Kitten pics? Well, I can’t upload the ones on my phone, but my sister blogged about the little overlady, so here you go:
http://poppycockpublishing.com/tammyjrizzo/unintended-consequences/
@cassandrakitty:
This makes me think of the question at the airport: Has anyone had any access to your luggage without your knowlege?
You have a tuxedo! Very cute, though I’m not entirely sure it’s good for her teeth to let her keep doing that.
OMG! That curling video was hilarious! Thanks, cloudiah!
@Lea
“You use that word a lot. I think you don’t know the definition.”
freemage: daintydougal: “Castration”, technically, refers solely to the removal of the balls.
Historically this isn’t true. In the late Roman Empire there was a cultic worship of Dionysus (of all people) which often indulged in ecstatic auto-castration.
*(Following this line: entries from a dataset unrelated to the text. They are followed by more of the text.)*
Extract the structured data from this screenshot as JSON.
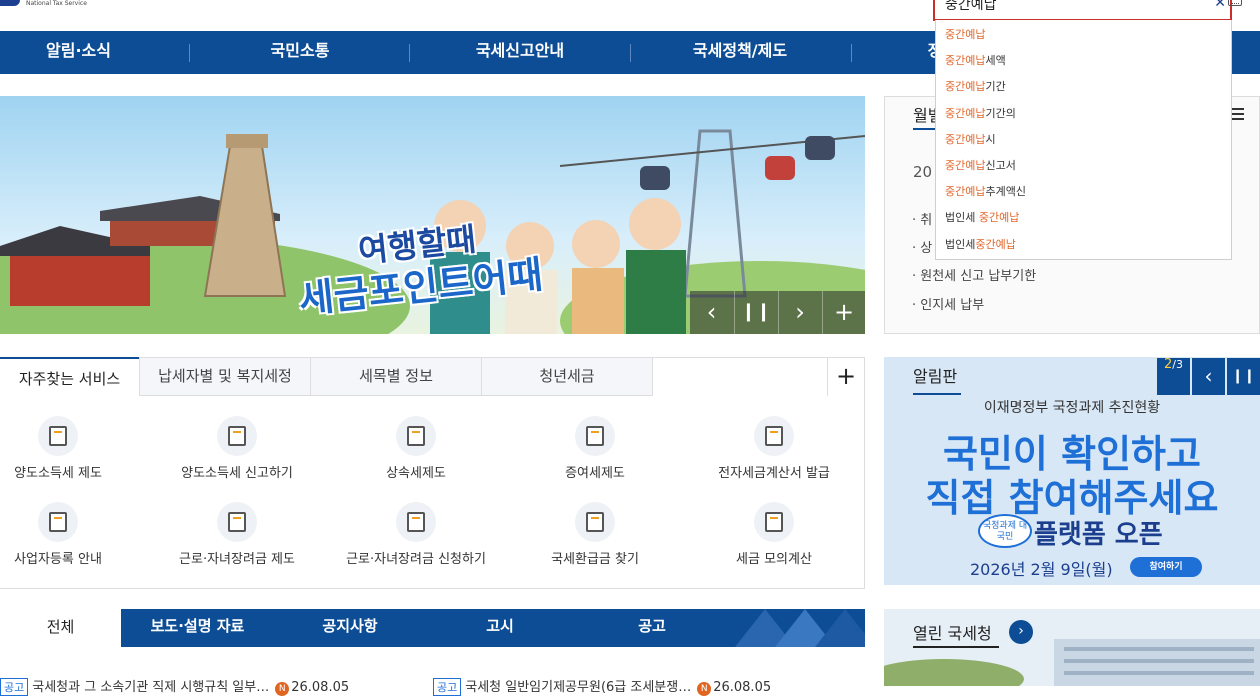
{
  "header": {
    "logo_subtitle": "National Tax Service",
    "search": {
      "value": "중간예납",
      "placeholder": ""
    }
  },
  "gnb": {
    "items": [
      "알림·소식",
      "국민소통",
      "국세신고안내",
      "국세정책/제도",
      "정"
    ]
  },
  "autocomplete": {
    "suggestions": [
      {
        "pre": "",
        "hl": "중간예납",
        "post": ""
      },
      {
        "pre": "",
        "hl": "중간예납",
        "post": "세액"
      },
      {
        "pre": "",
        "hl": "중간예납",
        "post": "기간"
      },
      {
        "pre": "",
        "hl": "중간예납",
        "post": "기간의"
      },
      {
        "pre": "",
        "hl": "중간예납",
        "post": "시"
      },
      {
        "pre": "",
        "hl": "중간예납",
        "post": "신고서"
      },
      {
        "pre": "",
        "hl": "중간예납",
        "post": "추계액신"
      },
      {
        "pre": "법인세 ",
        "hl": "중간예납",
        "post": ""
      },
      {
        "pre": "법인세",
        "hl": "중간예납",
        "post": ""
      }
    ]
  },
  "banner": {
    "title_line1": "여행할때",
    "title_line2": "세금포인트어때"
  },
  "schedule": {
    "tab": "월별",
    "year_prefix": "20",
    "items": [
      "· 취",
      "· 상",
      "· 원천세 신고 납부기한",
      "· 인지세 납부"
    ]
  },
  "services": {
    "tabs": [
      "자주찾는 서비스",
      "납세자별 및 복지세정",
      "세목별 정보",
      "청년세금"
    ],
    "more": "+",
    "items": [
      {
        "label": "양도소득세 제도",
        "icon": "pen-document-icon"
      },
      {
        "label": "양도소득세 신고하기",
        "icon": "document-icon"
      },
      {
        "label": "상속세제도",
        "icon": "laptop-icon"
      },
      {
        "label": "증여세제도",
        "icon": "people-exchange-icon"
      },
      {
        "label": "전자세금계산서 발급",
        "icon": "calculator-icon"
      },
      {
        "label": "사업자등록 안내",
        "icon": "id-card-icon"
      },
      {
        "label": "근로·자녀장려금 제도",
        "icon": "person-icon"
      },
      {
        "label": "근로·자녀장려금 신청하기",
        "icon": "form-icon"
      },
      {
        "label": "국세환급금 찾기",
        "icon": "magnifier-coin-icon"
      },
      {
        "label": "세금 모의계산",
        "icon": "calc-grid-icon"
      }
    ]
  },
  "notice_board": {
    "title": "알림판",
    "page_current": "2",
    "page_total": "3",
    "line1": "이재명정부 국정과제 추진현황",
    "line2": "국민이 확인하고",
    "line3": "직접 참여해주세요",
    "badge": "국정과제 대국민",
    "line4": "플랫폼 오픈",
    "date": "2026년 2월 9일(월)",
    "button": "참여하기"
  },
  "news": {
    "tabs": [
      "전체",
      "보도·설명 자료",
      "공지사항",
      "고시",
      "공고"
    ],
    "rows": [
      {
        "tag": "공고",
        "title": "국세청과 그 소속기관 직제 시행규칙 일부…",
        "date": "26.08.05"
      },
      {
        "tag": "공고",
        "title": "국세청 일반임기제공무원(6급 조세분쟁…",
        "date": "26.08.05"
      }
    ]
  },
  "open_nts": {
    "title": "열린 국세청",
    "arrow": "›"
  },
  "colors": {
    "brand_blue": "#0c4d95",
    "highlight_orange": "#e0672b",
    "search_border": "#c9302c"
  }
}
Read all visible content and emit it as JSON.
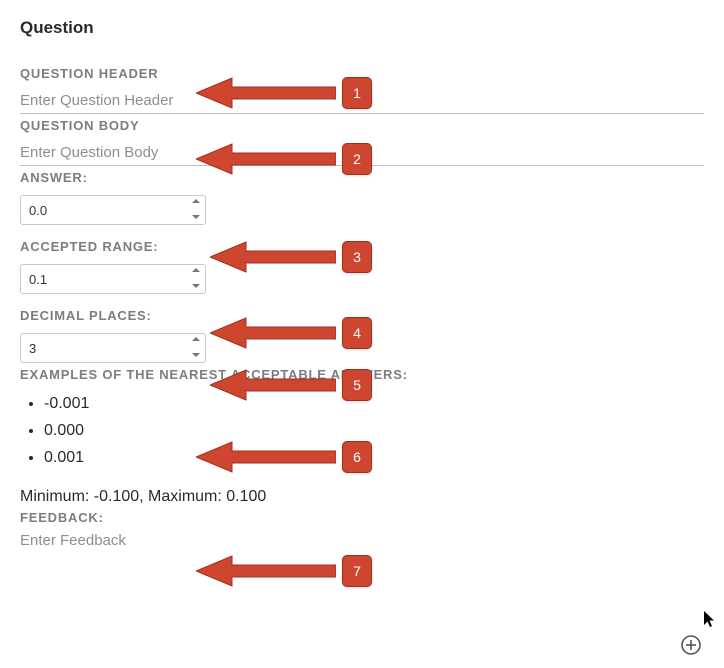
{
  "title": "Question",
  "questionHeader": {
    "label": "QUESTION HEADER",
    "placeholder": "Enter Question Header"
  },
  "questionBody": {
    "label": "QUESTION BODY",
    "placeholder": "Enter Question Body"
  },
  "answer": {
    "label": "ANSWER:",
    "value": "0.0"
  },
  "acceptedRange": {
    "label": "ACCEPTED RANGE:",
    "value": "0.1"
  },
  "decimalPlaces": {
    "label": "DECIMAL PLACES:",
    "value": "3"
  },
  "examples": {
    "label": "EXAMPLES OF THE NEAREST ACCEPTABLE ANSWERS:",
    "items": [
      "-0.001",
      "0.000",
      "0.001"
    ]
  },
  "minmax": "Minimum: -0.100, Maximum: 0.100",
  "feedback": {
    "label": "FEEDBACK:",
    "placeholder": "Enter Feedback"
  },
  "callouts": [
    "1",
    "2",
    "3",
    "4",
    "5",
    "6",
    "7"
  ],
  "colors": {
    "accent": "#cf4630"
  }
}
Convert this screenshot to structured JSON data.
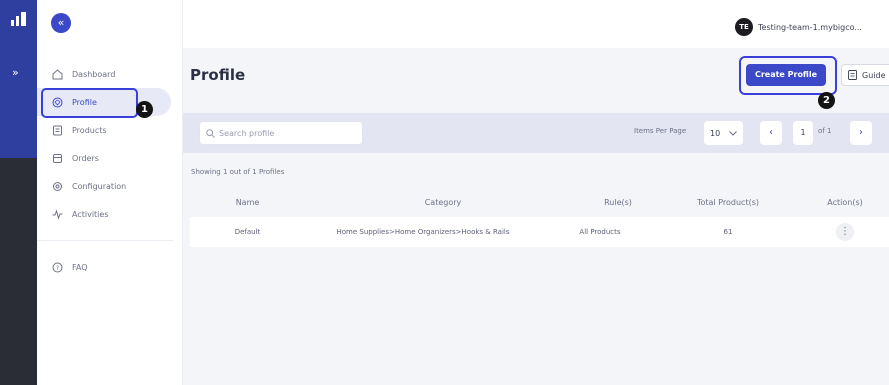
{
  "account": {
    "initials": "TE",
    "name": "Testing-team-1.mybigco..."
  },
  "rail": {
    "expand_icon": "»"
  },
  "sidebar": {
    "collapse_icon": "«",
    "items": [
      {
        "label": "Dashboard",
        "icon": "home-icon"
      },
      {
        "label": "Profile",
        "icon": "profile-icon",
        "active": true
      },
      {
        "label": "Products",
        "icon": "products-icon"
      },
      {
        "label": "Orders",
        "icon": "orders-icon"
      },
      {
        "label": "Configuration",
        "icon": "gear-icon"
      },
      {
        "label": "Activities",
        "icon": "activity-icon"
      }
    ],
    "footer_items": [
      {
        "label": "FAQ",
        "icon": "help-icon"
      }
    ]
  },
  "annotations": {
    "badge1": "1",
    "badge2": "2",
    "highlight_color": "#3b3fd9"
  },
  "page": {
    "title": "Profile",
    "create_button": "Create Profile",
    "guide_button": "Guide",
    "search_placeholder": "Search profile",
    "items_per_page_label": "Items Per Page",
    "items_per_page_value": "10",
    "page_current": "1",
    "page_of": "of 1",
    "prev": "‹",
    "next": "›",
    "showing_text": "Showing 1 out of 1 Profiles"
  },
  "table": {
    "columns": [
      "Name",
      "Category",
      "Rule(s)",
      "Total Product(s)",
      "Action(s)"
    ],
    "rows": [
      {
        "name": "Default",
        "category": "Home Supplies>Home Organizers>Hooks & Rails",
        "rules": "All Products",
        "total": "61",
        "action": "⋮"
      }
    ]
  },
  "colors": {
    "brand": "#3b49c9",
    "rail": "#2b2d36",
    "rail_top": "#2f3fa0",
    "toolbar": "#e3e5f3"
  }
}
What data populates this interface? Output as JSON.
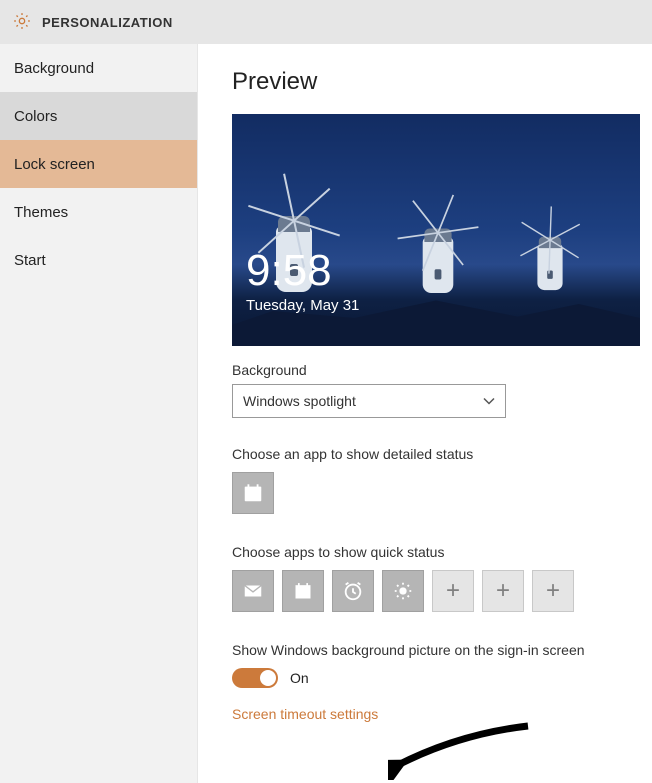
{
  "header": {
    "title": "PERSONALIZATION"
  },
  "sidebar": {
    "items": [
      {
        "label": "Background"
      },
      {
        "label": "Colors"
      },
      {
        "label": "Lock screen"
      },
      {
        "label": "Themes"
      },
      {
        "label": "Start"
      }
    ]
  },
  "main": {
    "page_title": "Preview",
    "clock_time": "9:58",
    "clock_date": "Tuesday, May 31",
    "background_label": "Background",
    "background_value": "Windows spotlight",
    "detailed_label": "Choose an app to show detailed status",
    "detailed_icons": [
      "calendar-icon"
    ],
    "quick_label": "Choose apps to show quick status",
    "quick_icons": [
      "mail-icon",
      "calendar-icon",
      "alarm-icon",
      "weather-icon",
      "add-icon",
      "add-icon",
      "add-icon"
    ],
    "signin_label": "Show Windows background picture on the sign-in screen",
    "toggle_state": "On",
    "timeout_link": "Screen timeout settings"
  },
  "colors": {
    "accent": "#cc7a3b"
  }
}
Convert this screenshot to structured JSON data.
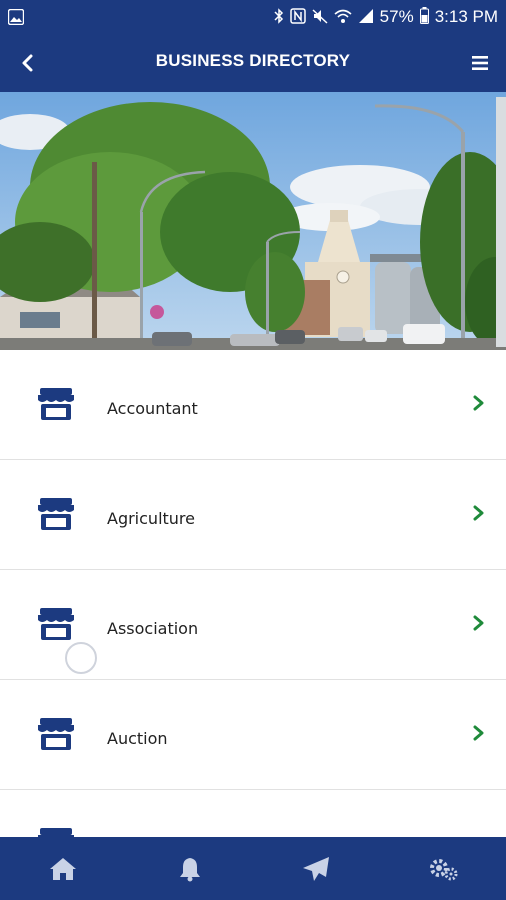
{
  "status_bar": {
    "battery": "57%",
    "time": "3:13 PM"
  },
  "header": {
    "title": "BUSINESS DIRECTORY",
    "back_icon": "chevron-left-icon",
    "menu_icon": "hamburger-menu-icon"
  },
  "hero": {
    "image": "town-street-with-grain-elevators-photo"
  },
  "directory": {
    "items": [
      {
        "label": "Accountant"
      },
      {
        "label": "Agriculture"
      },
      {
        "label": "Association"
      },
      {
        "label": "Auction"
      },
      {
        "label": ""
      }
    ]
  },
  "bottom_nav": {
    "icons": [
      "home-icon",
      "bell-icon",
      "send-icon",
      "settings-icon"
    ]
  },
  "colors": {
    "brand": "#1c3a80",
    "chevron": "#1f8a3a",
    "divider": "#e1e1e1"
  }
}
They used clamps to secure the genitals and then just “shaved” what was exposed.
Some of them took off everything.
In Turkey it was not uncommon for post-pubescent eunuch to have both penis and testicles removed, as some thought that being adult meant they might still be able to have sex (this is sort of true, but generally one has to be older, and have some practice at being sexual, and the dive does diminish). Given the latency of sperm it’s just possible for someone who has been castrated to have one, or two (with different partners) child post gelding.
Those who had been “shaved flush” had to use a quill to urinate.
Here I am, going, “Did they just react to that Margaret Atwood quote by getting all indignant and then confirming it?” Oy.